Dans la célèbre expérience des fentes de Young, une figure d'interférence composée de bandes sombres et brillantes apparaît au moment où un faisceau de lumière vient frapper deux fentes. Le même effet a été observé avec des électrons ou des protons, démontrant la nature ondulatoire des particules en mouvement en mécanique quantique. En règle générale, ce type d’expérience produit des figures d'interférence à l'échelle du nanomètre. Dans une étude récente, la collaboration ALICE a mesuré une figure d'interférence similaire à l'échelle du femtomètre (1 femtomètre = 10-15 mètre) en s’appuyant sur des collisions ultra-périphériques entre noyaux de plomb dans le Grand collisionneur de hadrons (LHC).
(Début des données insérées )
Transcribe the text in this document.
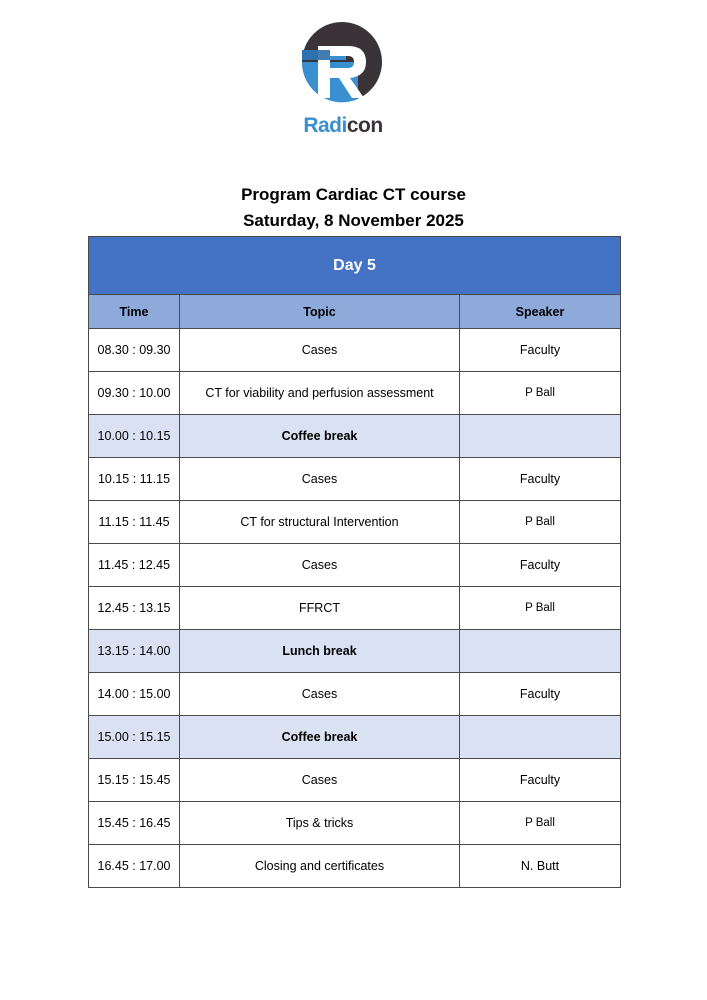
Radicon
Program Cardiac CT course
Saturday, 8 November 2025
Day 5		
Time	Topic	Speaker
08.30 : 09.30	Cases	Faculty
09.30 : 10.00	CT for viability and perfusion assessment	P Ball
10.00 : 10.15	Coffee break	
10.15 : 11.15	Cases	Faculty
11.15 : 11.45	CT for structural Intervention	P Ball
11.45 : 12.45	Cases	Faculty
12.45 : 13.15	FFRCT	P Ball
13.15 : 14.00	Lunch break	
14.00 : 15.00	Cases	Faculty
15.00 : 15.15	Coffee break	
15.15 : 15.45	Cases	Faculty
15.45 : 16.45	Tips & tricks	P Ball
16.45 : 17.00	Closing and certificates	N. Butt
Lors d’une collision ultra-périphérique entre deux noyaux lourds, les noyaux passent à proximité l'un de l'autre sans entrer en collision. Ici, la distance perpendiculaire entre les deux noyaux – le paramètre d'impact – est plus grande que la somme de leurs rayons, et un noyau émet un photon qui se transforme en une paire virtuelle composée d'un quark et de son partenaire dans l’antimatière. Cette paire interagit fortement avec l'autre noyau, ce qui provoque l'émission d'un type de particule appelé « méson vecteur » ainsi que l'échange de deux gluons (voir l’illustration ci-dessus). Cette photoproduction de mésons vecteurs est un moyen reconnu de sonder la structure interne des noyaux en collision.
Lors de la photoproduction de mésons vecteurs mettant en jeu des systèmes symétriques, tels que deux noyaux de plomb, il n'est pas possible de déterminer lequel des noyaux émet le photon et lequel émet les deux gluons. De plus, du fait de la courte portée de la force forte entre la paire virtuelle quark-antiquark et le noyau, les mésons vecteurs sont produits à l'intérieur ou à proximité de l'un des deux noyaux, qui sont bien séparés. Pour cette raison, et du fait de leur durée de vie relativement courte, les mésons vecteurs se désintègrent assez rapidement en d'autres particules. Les produits de désintégration ainsi obtenus forment un état intriqué du point de vue de la mécanique quantique et génèrent une figure d'interférence semblable à celle d'un interféromètre à double fente (voir l’illustration ci-dessus).
Lors de la photoproduction du méson vecteur rhô neutre (ρ0), objet de la récente étude de la collaboration ALICE, la figure d'interférence prend la forme d'une modulation cos(2φ) de la production de ρ0, où φ est l'angle entre les deux vecteurs résultant de la somme et de la différence des impulsions transversales des deux pions de charge opposée qui sont les produits de la désintégration du méson ρ0. L'intensité de la modulation est censée augmenter à mesure que le paramètre d'impact diminue.
À partir d’un ensemble de données correspondant à 57 000 mésons ρ0 produits dans des collisions plomb-plomb à une énergie de 5,02 téraélectronvolts par paire de nucléons (protons et neutrons) pendant la deuxième période d’exploitation du LHC, l'équipe d'ALICE a mesuré la modulation cos(2φ) de la production de ρ0 pour différentes valeurs du paramètre d'impact. Les mesures ont montré que l'intensité de la modulation varie fortement en fonction du paramètre d'impact, dont la valeur est de l'ordre du femtomètre (voir l’illustration ci-dessous). D’après les calculs théoriques, ce comportement est bien le résultat d'un effet d'interférence quantique à l'échelle du femtomètre.
La troisième période d’exploitation du LHC, en cours, et la quatrième période d’exploitation qui suivra devraient permettre à ALICE de collecter plus de 15 millions de mésons ρ0 dans des collisions plomb-plomb. Grâce à ce plus grand volume de données, il sera possible de procéder à une analyse plus approfondie de l'effet d'interférence.